Les Mots sans les Noms

mardi 10 janvier 2017

Yannick Dubart sous le feu des questions

 
LES QUESTIONS DU BOSS
1. N’y a-t-il que du plaisir, dans l’écriture, ou t’est-il déjà arrivé de ressentir une certaine forme de douleur, de souffrance, dans cet exercice ?
Le plaisir est majoritaire dans l’aventure. La création est vitale pour moi donc ne me donne aucune douleur sauf peut-être oculaire et dorsale devant l’ordi. La souffrance est dans le rejet de la part des éditeurs ou dans les séances de dédicace sans un lecteur alors que les auteurs à côté « vendent » bien.
2. Qu’est-ce qui te pousse à écrire, finalement ?
Je suis une solitaire et me retrouver devant une feuille sur laquelle je peux mettre ce que je veux, c’est une sorte de jouissance. D’ailleurs, j’ai en tête pour mon troisième roman, le corps d’un mec sublime qui m’attend et sur lequel je vais pouvoir faire ce que je désire. Sinon, j’aime faire partager mes histoires. J’aime être aimée, adulée, je suis narcissique !
3. Comme on le constate aujourd’hui, tout le monde écrit ou veut s’y mettre. Sportifs, stars du show biz, présentateurs télé, journalistes, politiques, l’épicier, ta voisine… de plus, des sites proposant des services d’auto-édition pullulent sur le net. Ça t’inspire quoi ?
Pour moi, le risque est d’être noyée dans la masse. Sinon, il est vrai qu’en tant que lectrice, je suis un peu perdue dans les choix à faire. Pourtant cette pluralité permet à d’illustres inconnus d’être lus, c’est déjà pas mal.
4. Le numérique, le support d’internet, les liseuses, les ebook, les réseaux sociaux, sont une révolution pour les auteurs et bousculent également le monde de l’édition. Que penses-tu de ce changement ?

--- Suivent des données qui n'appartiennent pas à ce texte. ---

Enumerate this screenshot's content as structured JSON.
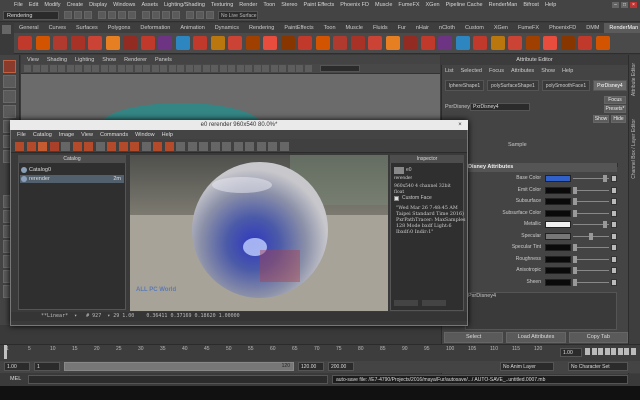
{
  "main_menu": [
    "File",
    "Edit",
    "Modify",
    "Create",
    "Display",
    "Windows",
    "Assets",
    "Lighting/Shading",
    "Texturing",
    "Render",
    "Toon",
    "Stereo",
    "Paint Effects",
    "Phoenix FD",
    "Muscle",
    "FumeFX",
    "XGen",
    "Pipeline Cache",
    "RenderMan",
    "Bifrost",
    "Help"
  ],
  "status_line": {
    "mode": "Rendering",
    "surface_field": "No Live Surface"
  },
  "shelf_tabs": [
    "General",
    "Curves",
    "Surfaces",
    "Polygons",
    "Deformation",
    "Animation",
    "Dynamics",
    "Rendering",
    "PaintEffects",
    "Toon",
    "Muscle",
    "Fluids",
    "Fur",
    "nHair",
    "nCloth",
    "Custom",
    "XGen",
    "FumeFX",
    "PhoenixFD",
    "DMM",
    "RenderMan"
  ],
  "shelf_active": "RenderMan",
  "viewport_menu": [
    "View",
    "Shading",
    "Lighting",
    "Show",
    "Renderer",
    "Panels"
  ],
  "attribute_editor": {
    "title": "Attribute Editor",
    "menu": [
      "List",
      "Selected",
      "Focus",
      "Attributes",
      "Show",
      "Help"
    ],
    "tabs": [
      "lphereShape1",
      "polySurfaceShape1",
      "polySmoothFace1",
      "PxrDisney4"
    ],
    "active_tab": "PxrDisney4",
    "type_label": "PxrDisney:",
    "name_value": "PxrDisney4",
    "focus_button": "Focus",
    "presets_button": "Presets*",
    "show_button": "Show",
    "hide_button": "Hide",
    "sample_label": "Sample",
    "section_title": "Disney Attributes",
    "attributes": [
      {
        "label": "Base Color",
        "type": "color",
        "color": "#3060c8",
        "knob": 0.95
      },
      {
        "label": "Emit Color",
        "type": "color",
        "color": "#0a0a0a",
        "knob": 0.0
      },
      {
        "label": "Subsurface",
        "type": "value",
        "color": "#0a0a0a",
        "knob": 0.0
      },
      {
        "label": "Subsurface Color",
        "type": "color",
        "color": "#0a0a0a",
        "knob": 0.0
      },
      {
        "label": "Metallic",
        "type": "value",
        "color": "#f0f0f0",
        "knob": 0.95
      },
      {
        "label": "Specular",
        "type": "value",
        "color": "#777777",
        "knob": 0.5
      },
      {
        "label": "Specular Tint",
        "type": "value",
        "color": "#0a0a0a",
        "knob": 0.0
      },
      {
        "label": "Roughness",
        "type": "value",
        "color": "#0a0a0a",
        "knob": 0.0
      },
      {
        "label": "Anisotropic",
        "type": "value",
        "color": "#0a0a0a",
        "knob": 0.0
      },
      {
        "label": "Sheen",
        "type": "value",
        "color": "#0a0a0a",
        "knob": 0.0
      }
    ],
    "notes_label": "PxrDisney4",
    "bottom_buttons": [
      "Select",
      "Load Attributes",
      "Copy Tab"
    ],
    "side_labels": [
      "Attribute Editor",
      "Channel Box / Layer Editor"
    ]
  },
  "render_window": {
    "title": "e0 rerender 960x540 80.0%*",
    "menu": [
      "File",
      "Catalog",
      "Image",
      "View",
      "Commands",
      "Window",
      "Help"
    ],
    "catalog_title": "Catalog",
    "catalog_items": [
      {
        "label": "Catalog0",
        "value": ""
      },
      {
        "label": "rerender",
        "value": "2m"
      }
    ],
    "inspector_title": "Inspector",
    "inspector_name": "e0",
    "inspector_sub": "rerender",
    "inspector_size": "960x540 4 channel 32bit float",
    "custom_face_label": "Custom Face",
    "inspector_info": "\"Wed Mar 26 7:48:45 AM\nTaipei Standard Time 2016)\nPxrPathTracer: MaxSamples\n128 Mode bxdf Light:6\nIbxdf:0 Indir:1\"",
    "watermark": "ALL PC World",
    "status": "**Linear*  ▾   # 927  ▾ 29 1.00    0.36411 0.37169 0.18620 1.00000"
  },
  "timeline": {
    "ticks": [
      "1",
      "5",
      "10",
      "15",
      "20",
      "25",
      "30",
      "35",
      "40",
      "45",
      "50",
      "55",
      "60",
      "65",
      "70",
      "75",
      "80",
      "85",
      "90",
      "95",
      "100",
      "105",
      "110",
      "115",
      "120"
    ],
    "current_frame": "1.00",
    "range_start": "1.00",
    "range_inner_start": "1",
    "range_inner_end": "120",
    "range_end": "120.00",
    "anim_end": "200.00",
    "anim_layer": "No Anim Layer",
    "character_set": "No Character Set"
  },
  "command_line": {
    "label": "MEL",
    "output": "auto-save file: //E7-4790/Projects/2016/maya/Fur/autosave/.../ AUTO-SAVE_..untitled.0007.mb"
  },
  "colors": {
    "accent": "#3060c8",
    "panel": "#444444",
    "field": "#2b2b2b"
  }
}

Ces révolutions sont l’occasion de se faire entendre, bien sûr. Surtout quand on ne bénéficie d’aucune relation dans le monde de l’édition, ce qui est mon cas. Aussi, tout ce qui permet une plus grande ouverture culturelle n’est pas négligeable. Pour ma part, je ne suis pas assez ancienne dans le « métier » pour juger de la pérennité de ces changements. J’en espère pourtant beaucoup…

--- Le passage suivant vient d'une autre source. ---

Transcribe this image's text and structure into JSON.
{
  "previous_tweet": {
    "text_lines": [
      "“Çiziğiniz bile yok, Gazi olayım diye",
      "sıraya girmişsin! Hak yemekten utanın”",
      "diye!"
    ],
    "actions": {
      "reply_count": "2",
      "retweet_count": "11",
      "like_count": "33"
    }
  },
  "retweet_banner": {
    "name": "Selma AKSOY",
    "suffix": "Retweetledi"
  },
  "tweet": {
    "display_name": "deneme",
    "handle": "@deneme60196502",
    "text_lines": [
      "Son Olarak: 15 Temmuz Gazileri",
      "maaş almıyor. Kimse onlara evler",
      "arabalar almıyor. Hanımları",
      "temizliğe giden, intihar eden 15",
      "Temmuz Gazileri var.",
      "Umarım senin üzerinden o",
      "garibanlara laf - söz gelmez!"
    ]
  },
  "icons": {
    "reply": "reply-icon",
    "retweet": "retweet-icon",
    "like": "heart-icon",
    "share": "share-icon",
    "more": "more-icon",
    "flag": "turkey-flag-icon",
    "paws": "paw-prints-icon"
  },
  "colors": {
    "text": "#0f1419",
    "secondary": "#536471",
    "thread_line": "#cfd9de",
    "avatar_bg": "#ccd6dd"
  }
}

5. Il semble que de plus en plus, les auteurs prennent en charge leur communication, font leur publicité, créent leurs propres réseaux, prolongeant ainsi le travail de l’éditeur de façon significative.Te sers tu toi aussi de ce moyen pour communiquer sur ton travail, annoncer ton actualité, discuter avec tes lecteurs ou d’autres auteurs et ainsi, faire vivre tes livres plus longtemps ?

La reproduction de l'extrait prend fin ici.